Federal control of elections. It’s been a settled issue since the Constitution was adopted (Article 1, Section 4) that elections are conducted by the states – not the federal government.
Now Trump, in a series of executive orders and unhinged rants on his Truth Social platform, is threatening that principle, claiming federal control of the midterms (along with vows to end mail-in voting and require proof of citizenship at the polls from every voter, among other things). Chillingly, he recently wrote:
“Remember, the States are merely an ‘agent’ for the Federal Government in counting and tabulating the votes. They must do what the Federal Government, as represented by the President of the United States, tells them, FOR THE GOOD OF OUR COUNTRY, to do. (insane caps in original – ed.).
Although this effort is of dubious legality, like much of what Trump tries to do, red state politicians again are scurrying to get in line with his demands.
Military troops to Democratic cities. Trump’s dubious dispatch of National Guard troops, first to Los Angeles and then to Washington D.C., along with threats to do the same in other Democratic states, sets a precedent for militarizing domestic police operations, along a pathway of normalizing such previously extraordinary action.
Democratic governors, from Newsom to JB Pritzker of Illinois and Wes Moore in Maryland, are sounding the alarm about the possibility of Trump sending troops to “protect” voting in whichever districts in whatever key states might appear to be decisive in the battle for House control.
Threats and intimidation, to depress turnout, coupled with the possibility of military action, perhaps in escalatory response to local anti-Trump demonstrations, all would contribute to an atmosphere of confusion, disorder, and chaos beneficial to Trump.
“This is not about fighting crime,” Pritzker said in a recent speech countering Trump’s threat to send troops to Chicago under the pretext of crime-fighting.
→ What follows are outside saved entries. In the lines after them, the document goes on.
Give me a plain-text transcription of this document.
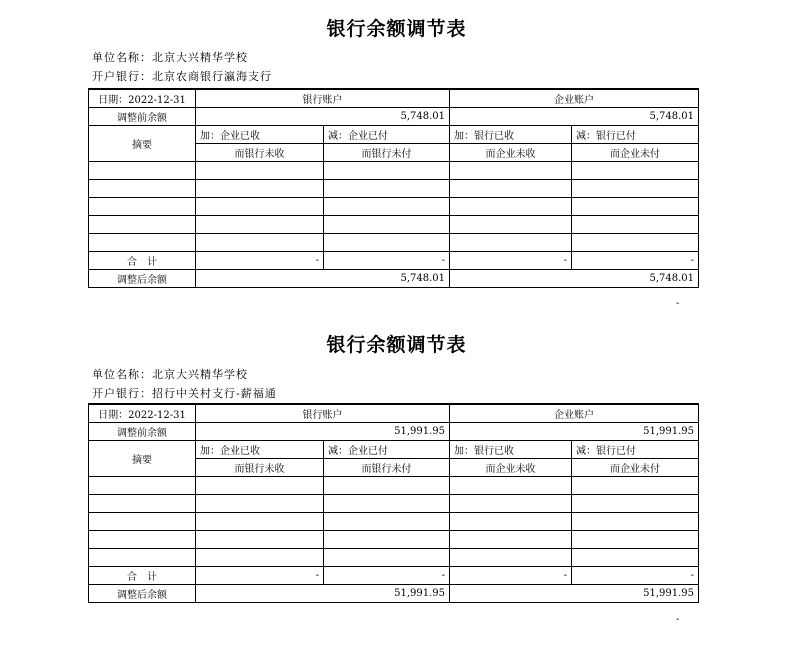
银行余额调节表
单位名称：北京大兴精华学校
开户银行：北京农商银行瀛海支行
日期：2022-12-31	银行账户		企业账户	
调整前余额	5,748.01		5,748.01	
摘要	加：企业已收	减：企业已付	加：银行已收	减：银行已付
	而银行未收	而银行未付	而企业未收	而企业未付

合　计	-	-	-	-
调整后余额	5,748.01		5,748.01	
-
银行余额调节表
单位名称：北京大兴精华学校
开户银行：招行中关村支行-薪福通
日期：2022-12-31	银行账户		企业账户	
调整前余额	51,991.95		51,991.95	
摘要	加：企业已收	减：企业已付	加：银行已收	减：银行已付
	而银行未收	而银行未付	而企业未收	而企业未付

合　计	-	-	-	-
调整后余额	51,991.95		51,991.95	
-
“This is about Donald Trump searching for any justification to deploy the military in a blue city, in a blue state, to try and intimidate his political rivals,” Pritzker added, connecting the dots. “This is about the president of the United States and his complicit lackey, Stephen Miller, searching for ways to lay the groundwork to circumvent our democracy, militarize our cities and end elections.”
Bottom line. The nine-week campaign over Prop. 50 on the Nov. 4 special election ballot represents the first critical skirmish in the fight over the midterms. On Tuesday, Gavin and the Yes-on-50 committee released its first ad, presenting a direct, if nebulous argument for the ballot measure.
It might be more effective if boiled down further: Stop Trump.